CEO, New America; Bert G. Kerstetter ’66 University Professor Emerita of Politics and International Affairs, Princeton University
Richard C. Holbrooke Fellow - Class of Fall 2023
Anne-Marie Slaughter is the CEO of New America, a think and action tank dedicated to renewing the promise and national ideals of the United States through structural political reform, an overhaul of the American education system, a focus on family security and wellbeing, technology that serves democracy, and a new global politics focused on people and planet. She is also the Bert G. Kerstetter ‘66 University Professor Emerita of Politics and International Affairs at Princeton University, where she was the dean of the School of Public and International Affairs from 2002–09. Slaughter received her BA from Princeton, an M.Phil and D.Phil in international relations from Oxford University, and a JD from Harvard Law School, where from 1994 to 2002 she served as the J. Sinclair Armstrong Professor of International, Foreign, and Comparative Law.
From 2009–11, Slaughter served as director of policy planning for the United States Department of State, the first woman to hold that position. In recognition of her work leading the Quadrennial Diplomacy and Development Review, she received the Secretary’s Distinguished Service Award, and meritorious service awards from USAID and the Supreme Allied Commander for Europe. Foreign Policy named Slaughter a Top 100 Global Thinker in 2009, 2010, 2011, and 2012.

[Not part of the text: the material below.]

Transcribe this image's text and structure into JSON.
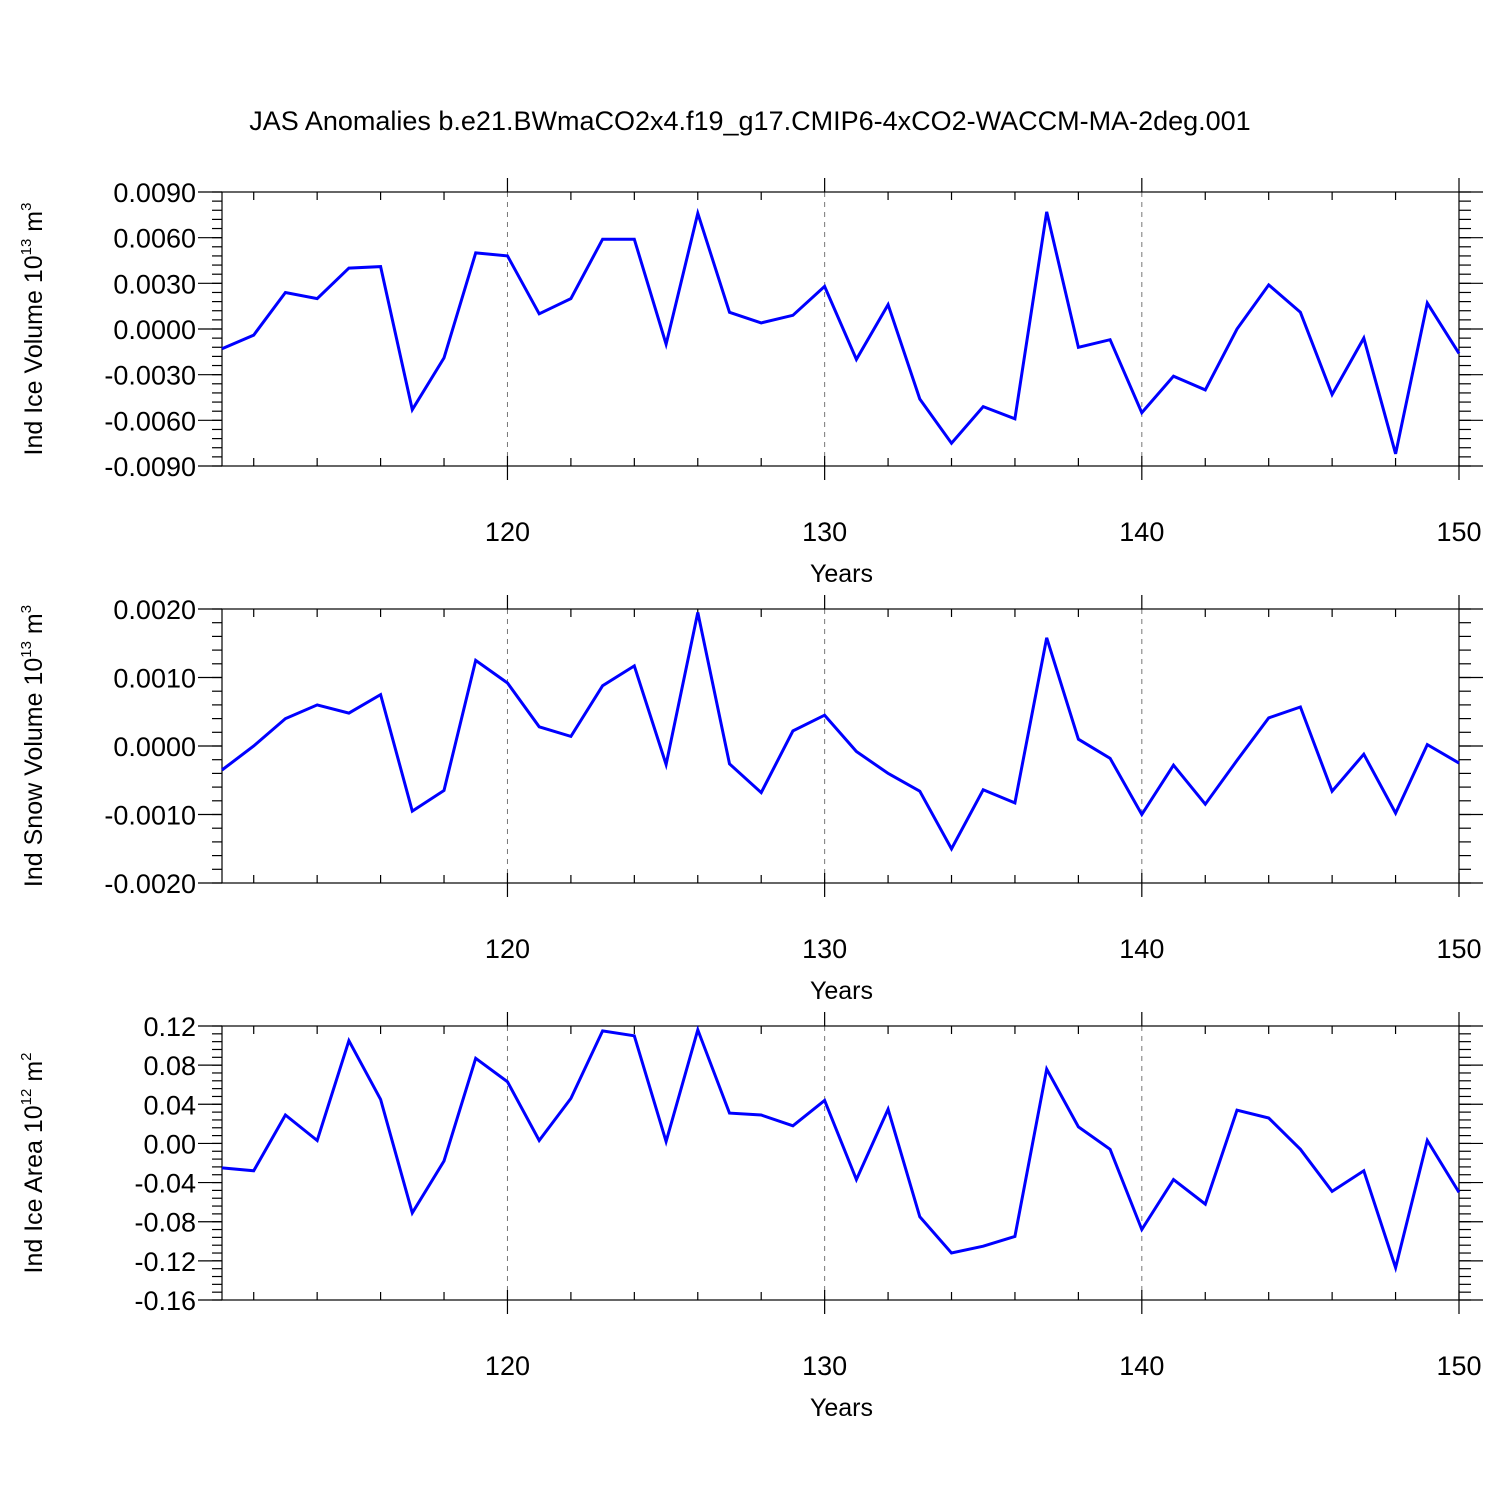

Slaughter has authored or edited nine books, including The Chessboard and the Web: Strategies of Connection in a Networked World (Yale, 2017); Unfinished Business: Women, Men, Work, Family (Random House, 2015); The Idea That Is America: Keeping Faith with Our Values in a Dangerous World (Basic Books, 2007); and A New World Order (Princeton, 2004), as well as over 100 scholarly articles. She was the convener and academic co-chair, with John Ikenberry, of the Princeton Project on National Security, a multi-year research project aimed at developing a new, bipartisan national-security strategy. Her 2012 article “Why Women Still Can’t Have It All,” in The Atlantic, became the magazine’s most-read piece and reopened a debate on ongoing obstacles to gender equality. Slaughter is a contributing editor to the Financial Times and writes a bi-monthly column for Project Syndicate.